Anita Hendy

Books for Adults and Children


"The Magic of Irish Heritage"

Books by Irish Author Anita Hendy

The Magic of an Irish Cottage

By Anita Hendy

This special book tells the delightful tale of a relationship between a young girl and an old woman. Having moved from the city, Dublin, to Wexford, in the country Molly lives with her Aunt Hattie and the housekeeper Julie. One day as she is playing on her Granddads farm, she has an accident with a bucket of milk.

Afraid of being scolded she runs tearfully down the fields and sits under a tree.

Then she sees smoke rising from a chimney and is drawn to the house. She is surprised to find a little cottage with a roof of golden straw. It is then that she meets with some cats and kittens, and also with the lady of the house, Aggie Cullen. A deep loving friendship develops between the young girl and the old woman as Aggie tells Molly wonderful stories and brings her on little adventures. Time spent in the woods becomes magical when Aggie explains the wild life and the sounds. Over the years, their bond of affection grows deeper and is not broken when Molly is sent to boarding school.

Then, the years pass and sadly Aggie dies. And in her sadness, Molly is comforted by the old woman’s wise words that come back to her.

The little cottage is left boarded up and idle and before long, the roof caves in.

Then, Molly herself marries a handsome soldier. And what does her Daddy give her as a wedding present? Well you will have to read this enchanting story to find out the happy ever after ending.


Excerpt from ‘The Magic of an Irish Cottage.’

‘Then Aggie took Molly by the shoulders and looked seriously into her eyes.

‘When ya go to this new school,’ she said, ‘Ya won’t be as free as ya were here in the cottage with me. Remember the magic child, and carry it with ya in yer heart and mix it with the learnin’ of the books. Don’t let anyone take it away.’

‘No matter how far I go,’ said Molly, ‘I will never forget the magic times we had together, and when I come home on holidays we can have them again.’

‘Indeed we can child,’ said Aggie as she brushed Molly’s fringe over her forehead.

‘Now off with ya and don’t keep yer Auntie Hattie waitin’ in the car, she might get cross with ya.’

Molly leaned over and gave Aggie a big hug.

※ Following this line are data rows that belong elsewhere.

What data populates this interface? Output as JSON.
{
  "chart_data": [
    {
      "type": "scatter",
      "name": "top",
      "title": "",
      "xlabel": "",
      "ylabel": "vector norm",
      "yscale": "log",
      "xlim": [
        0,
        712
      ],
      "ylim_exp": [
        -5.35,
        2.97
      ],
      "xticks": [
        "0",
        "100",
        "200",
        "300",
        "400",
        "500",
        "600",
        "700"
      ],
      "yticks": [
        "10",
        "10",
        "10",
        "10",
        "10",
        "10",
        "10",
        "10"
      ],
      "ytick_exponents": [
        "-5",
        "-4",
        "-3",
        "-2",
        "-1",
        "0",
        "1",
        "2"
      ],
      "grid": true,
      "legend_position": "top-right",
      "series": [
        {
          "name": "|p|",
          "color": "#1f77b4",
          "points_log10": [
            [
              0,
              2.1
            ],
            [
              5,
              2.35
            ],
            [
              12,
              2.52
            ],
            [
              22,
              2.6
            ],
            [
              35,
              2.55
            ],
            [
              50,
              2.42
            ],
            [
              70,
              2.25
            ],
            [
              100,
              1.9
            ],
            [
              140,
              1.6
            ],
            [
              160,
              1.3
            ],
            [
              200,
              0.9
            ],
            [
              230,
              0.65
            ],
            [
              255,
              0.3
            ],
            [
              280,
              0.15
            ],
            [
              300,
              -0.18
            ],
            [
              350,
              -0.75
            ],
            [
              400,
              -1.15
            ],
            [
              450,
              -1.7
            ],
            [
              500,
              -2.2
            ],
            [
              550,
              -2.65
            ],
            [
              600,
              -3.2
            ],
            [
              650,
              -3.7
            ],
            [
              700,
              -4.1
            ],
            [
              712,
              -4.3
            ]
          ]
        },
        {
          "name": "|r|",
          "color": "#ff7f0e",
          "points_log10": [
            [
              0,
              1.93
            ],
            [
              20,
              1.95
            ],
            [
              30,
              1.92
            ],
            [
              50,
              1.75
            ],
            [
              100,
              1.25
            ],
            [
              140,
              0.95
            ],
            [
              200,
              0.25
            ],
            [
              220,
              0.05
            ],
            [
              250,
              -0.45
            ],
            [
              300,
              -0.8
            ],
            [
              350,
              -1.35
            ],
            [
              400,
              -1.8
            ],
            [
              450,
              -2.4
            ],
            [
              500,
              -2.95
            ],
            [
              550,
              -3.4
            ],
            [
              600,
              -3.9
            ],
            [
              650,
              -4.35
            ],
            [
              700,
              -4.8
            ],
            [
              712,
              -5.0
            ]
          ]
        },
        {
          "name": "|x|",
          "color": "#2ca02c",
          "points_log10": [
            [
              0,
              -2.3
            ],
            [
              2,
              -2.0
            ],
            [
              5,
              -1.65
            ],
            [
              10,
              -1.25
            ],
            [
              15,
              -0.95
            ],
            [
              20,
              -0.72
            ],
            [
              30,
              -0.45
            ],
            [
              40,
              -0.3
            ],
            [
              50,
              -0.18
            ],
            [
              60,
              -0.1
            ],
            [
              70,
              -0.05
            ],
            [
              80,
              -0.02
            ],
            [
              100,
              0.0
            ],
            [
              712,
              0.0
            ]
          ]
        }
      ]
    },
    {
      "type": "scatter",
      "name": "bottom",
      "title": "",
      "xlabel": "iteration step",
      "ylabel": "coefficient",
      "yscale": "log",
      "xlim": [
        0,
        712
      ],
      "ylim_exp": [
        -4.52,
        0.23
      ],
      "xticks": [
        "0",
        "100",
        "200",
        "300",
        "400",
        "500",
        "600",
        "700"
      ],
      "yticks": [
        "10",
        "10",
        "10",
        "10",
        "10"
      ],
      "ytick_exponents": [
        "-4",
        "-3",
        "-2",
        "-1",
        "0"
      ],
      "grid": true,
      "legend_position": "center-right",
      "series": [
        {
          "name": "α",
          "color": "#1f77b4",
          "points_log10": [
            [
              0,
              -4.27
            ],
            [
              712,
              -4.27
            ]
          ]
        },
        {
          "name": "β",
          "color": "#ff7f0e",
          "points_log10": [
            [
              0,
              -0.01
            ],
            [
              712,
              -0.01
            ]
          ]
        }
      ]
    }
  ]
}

‘Oh I love you Aggie.’ said Molly.

Then, she turned and hurried out of the cottage. When she was gone, Aggie bent down and picked Blackie up in her arms. Stroking the cat’s warm soft fur she walked to the door and waved until the car was out of sight. Looking up at the fluffy clouds in the sky, she said, in a very lonely voice, ‘And don’t forget child, I love you too.’